As has been noted elsewhere, it may be called “sports,” but there is nothing sporty about this bike. It’s heavy and upright, great for getting around town at a slow pace. I took it to work last Thursday, and from there to Recycle-A-Bike for a meeting. Before the meeting, I ran into Douglas, one of the RAB volunteers. He took a look at my dangling shift cable and got out some tools. 5 minutes later, I had 2 gears! I had been dreading the ride up College Hill, but it was far easier with the lower gearing. I wasn’t spinning like I usually do on the Cannondale, but I was certainly riding at a reasonable speed.

I took it to work on Friday as well.
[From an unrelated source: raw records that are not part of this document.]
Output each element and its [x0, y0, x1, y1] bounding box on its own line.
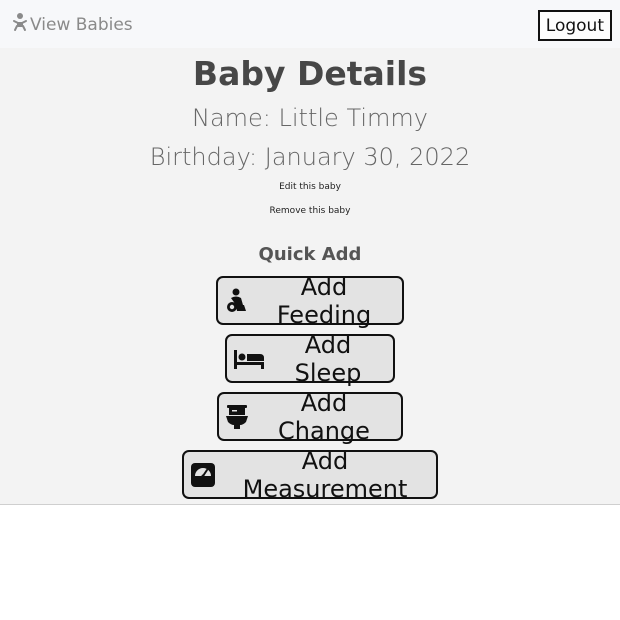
- page-title: Baby Details: [192, 54, 428, 93]
- add-feeding-button[interactable]: Add Feeding: [216, 273, 404, 329]
- baby-birthday: Birthday: January 30, 2022: [149, 143, 471, 171]
- add-sleep-button[interactable]: Add Sleep: [225, 331, 395, 387]
- logout-button[interactable]: Logout: [537, 10, 612, 41]
- scale-icon: [190, 462, 216, 488]
- bed-icon: [233, 348, 265, 370]
- remove-baby-link[interactable]: Remove this baby: [0, 206, 620, 216]
- top-navbar: View Babies Logout: [0, 0, 620, 48]
- baby-name: Name: Little Timmy: [192, 104, 428, 132]
- add-change-label: Add Change: [278, 388, 370, 445]
- feeding-icon: [224, 288, 248, 314]
- baby-icon: [12, 12, 28, 37]
- quick-add-heading: Quick Add: [258, 244, 362, 265]
- add-change-button[interactable]: Add Change: [217, 389, 403, 445]
- view-babies-label: View Babies: [30, 14, 133, 35]
- view-babies-link[interactable]: View Babies: [12, 12, 133, 37]
- edit-baby-link[interactable]: Edit this baby: [0, 182, 620, 192]
- toilet-icon: [225, 404, 249, 430]
- add-feeding-label: Add Feeding: [276, 272, 372, 329]
- add-measurement-button[interactable]: Add Measurement: [182, 447, 438, 503]
- baby-details-panel: Baby Details Name: Little Timmy Birthday…: [0, 48, 620, 505]
- add-measurement-label: Add Measurement: [242, 446, 408, 503]
- add-sleep-label: Add Sleep: [294, 330, 362, 387]
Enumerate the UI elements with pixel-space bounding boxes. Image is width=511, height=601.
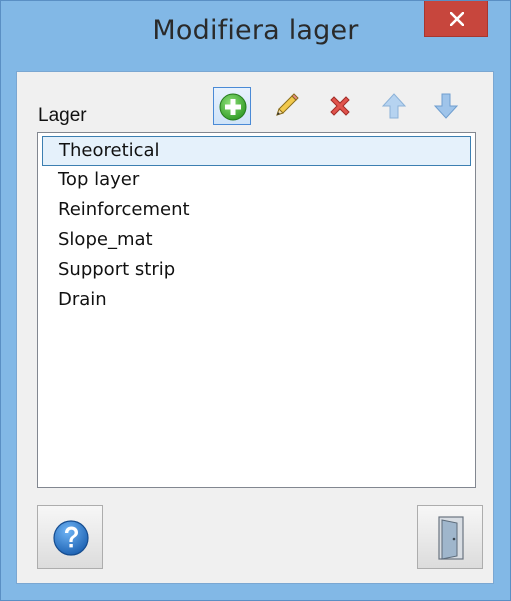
edit-layer-button[interactable] — [267, 87, 305, 125]
arrow-down-icon — [433, 93, 459, 119]
list-item[interactable]: Slope_mat — [42, 226, 471, 256]
list-item[interactable]: Drain — [42, 286, 471, 316]
list-item[interactable]: Support strip — [42, 256, 471, 286]
add-icon — [219, 93, 247, 121]
layer-list[interactable]: Theoretical Top layer Reinforcement Slop… — [37, 132, 476, 488]
list-item[interactable]: Top layer — [42, 166, 471, 196]
title-bar[interactable]: Modifiera lager — [1, 1, 510, 71]
add-layer-button[interactable] — [213, 87, 251, 125]
exit-door-icon — [438, 516, 464, 560]
delete-icon — [330, 96, 350, 116]
close-icon — [450, 12, 464, 26]
pencil-icon — [276, 93, 299, 116]
list-item[interactable]: Reinforcement — [42, 196, 471, 226]
help-icon — [53, 520, 89, 556]
help-button[interactable] — [37, 505, 103, 569]
layer-list-label: Lager — [38, 105, 87, 126]
move-down-button[interactable] — [427, 87, 465, 125]
dialog-window: Modifiera lager Lager Theoretical Top la… — [0, 0, 511, 601]
delete-layer-button[interactable] — [321, 87, 359, 125]
move-up-button[interactable] — [375, 87, 413, 125]
arrow-up-icon — [381, 93, 407, 119]
exit-button[interactable] — [417, 505, 483, 569]
close-button[interactable] — [424, 1, 488, 37]
list-item[interactable]: Theoretical — [42, 136, 471, 166]
dialog-content: Lager Theoretical Top layer Reinforcemen… — [16, 71, 494, 584]
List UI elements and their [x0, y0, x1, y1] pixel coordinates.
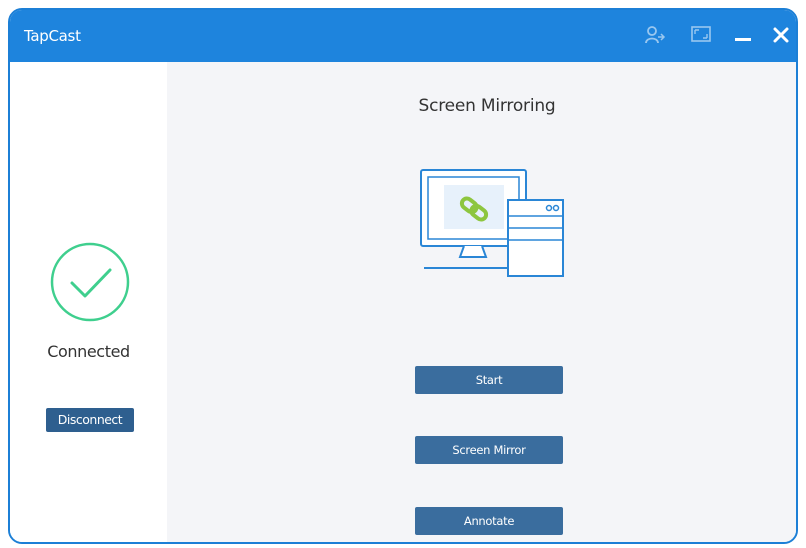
screen-mirror-button[interactable]: Screen Mirror — [415, 436, 563, 464]
close-icon[interactable] — [770, 24, 792, 46]
screen-icon[interactable] — [690, 24, 712, 46]
computer-link-icon — [416, 165, 566, 281]
minimize-icon[interactable] — [732, 24, 754, 46]
user-icon[interactable] — [644, 24, 666, 46]
sidebar: Connected Disconnect — [10, 62, 167, 542]
main-panel: Screen Mirroring Start Screen Mirror Ann… — [167, 62, 796, 542]
start-button[interactable]: Start — [415, 366, 563, 394]
app-title: TapCast — [24, 27, 81, 45]
annotate-button[interactable]: Annotate — [415, 507, 563, 535]
connection-status-label: Connected — [47, 342, 130, 361]
disconnect-button[interactable]: Disconnect — [46, 408, 134, 432]
page-title: Screen Mirroring — [418, 96, 556, 116]
check-circle-icon — [48, 240, 132, 324]
title-bar[interactable]: TapCast — [10, 10, 796, 62]
app-window: TapCast Connected Disconnect Screen Mirr… — [8, 8, 798, 544]
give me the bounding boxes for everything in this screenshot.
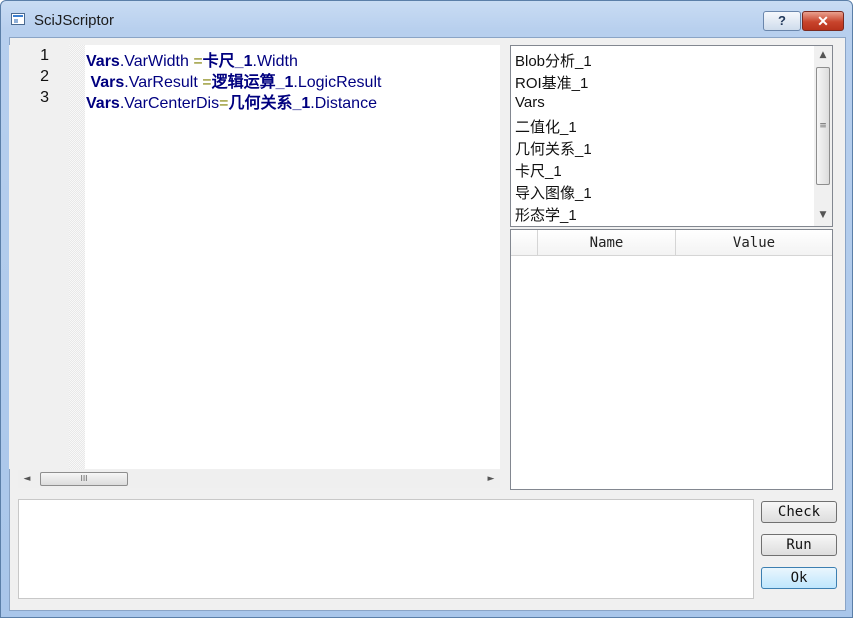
app-window-icon xyxy=(11,13,25,25)
list-item[interactable]: 形态学_1 xyxy=(515,204,577,226)
check-button[interactable]: Check xyxy=(761,501,837,523)
line-number: 3 xyxy=(40,89,49,106)
list-item[interactable]: Vars xyxy=(515,94,545,116)
code-field: VarCenterDis xyxy=(124,95,220,112)
list-item[interactable]: ROI基准_1 xyxy=(515,72,588,94)
script-editor[interactable]: 1 Vars.VarWidth =卡尺_1.Width 2 Vars.VarRe… xyxy=(9,45,500,469)
horizontal-scroll-thumb[interactable]: III xyxy=(40,472,128,486)
list-item[interactable]: 几何关系_1 xyxy=(515,138,592,160)
scroll-up-icon[interactable]: ▲ xyxy=(814,46,832,64)
object-list[interactable]: Blob分析_1 ROI基准_1 Vars 二值化_1 几何关系_1 卡尺_1 … xyxy=(510,45,833,227)
help-button[interactable]: ? xyxy=(763,11,801,31)
output-textbox[interactable] xyxy=(18,499,754,599)
scroll-right-icon[interactable]: ► xyxy=(482,470,500,488)
run-button[interactable]: Run xyxy=(761,534,837,556)
list-item[interactable]: 二值化_1 xyxy=(515,116,577,138)
scroll-left-icon[interactable]: ◄ xyxy=(18,470,36,488)
code-line[interactable]: 2 Vars.VarResult =逻辑运算_1.LogicResult xyxy=(9,68,500,91)
line-number: 2 xyxy=(40,68,49,85)
code-object: Vars xyxy=(86,95,120,112)
title-bar[interactable]: SciJScriptor ? ✕ xyxy=(1,1,852,37)
list-item[interactable]: Blob分析_1 xyxy=(515,50,592,72)
line-number: 1 xyxy=(40,47,49,64)
vertical-scroll-thumb[interactable]: ≡ xyxy=(816,67,830,185)
code-line[interactable]: 1 Vars.VarWidth =卡尺_1.Width xyxy=(9,47,500,70)
object-list-vertical-scrollbar[interactable]: ▲ ≡ ▼ xyxy=(814,46,832,226)
close-button[interactable]: ✕ xyxy=(802,11,844,31)
window-title: SciJScriptor xyxy=(34,12,115,29)
code-member: Distance xyxy=(314,95,377,112)
property-table[interactable]: Name Value xyxy=(510,229,833,490)
row-header-corner xyxy=(511,230,537,256)
close-icon: ✕ xyxy=(817,13,829,29)
code-reference: 几何关系_1 xyxy=(228,95,311,112)
column-header-value[interactable]: Value xyxy=(675,230,832,256)
code-line[interactable]: 3 Vars.VarCenterDis=几何关系_1.Distance xyxy=(9,89,500,113)
list-item[interactable]: 卡尺_1 xyxy=(515,160,562,182)
scroll-down-icon[interactable]: ▼ xyxy=(814,206,832,224)
column-header-name[interactable]: Name xyxy=(537,230,675,256)
list-item[interactable]: 导入图像_1 xyxy=(515,182,592,204)
editor-horizontal-scrollbar[interactable]: ◄ III ► xyxy=(18,470,500,488)
ok-button[interactable]: Ok xyxy=(761,567,837,589)
code-text: Vars.VarCenterDis=几何关系_1.Distance xyxy=(86,89,377,113)
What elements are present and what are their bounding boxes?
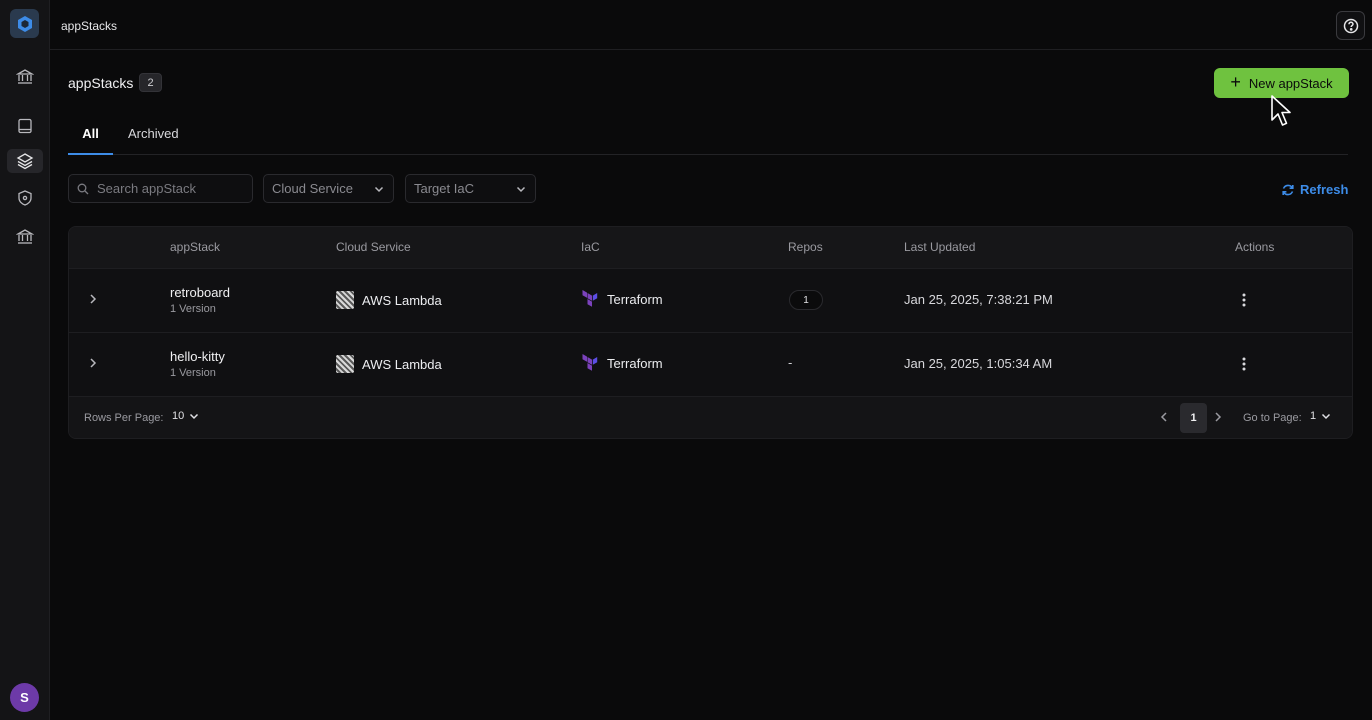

Spouse left at the same time on her Rocky Mountain hybrid. I was able to keep up with her (although she wasn’t trying very hard). It was another scorcher on Friday, perfect weather to grab some iced coffee. I prefer to get my iced coffee from Seven Stars because they add the extra little touch of making it with frozen coffee ice cubes. The problem is that it’s a too far from the office for me to get there by foot in coffee-break time, and I don’t like carrying a drink while riding my bike. However, across the street from Seven Stars, there’s small LBS #2, which carries bike cup holders! Check it:

That’s all for now. I’ll write a full review later. Oh, and I bought got a new road bike last week as well. I’m too excited about it to write anything just yet.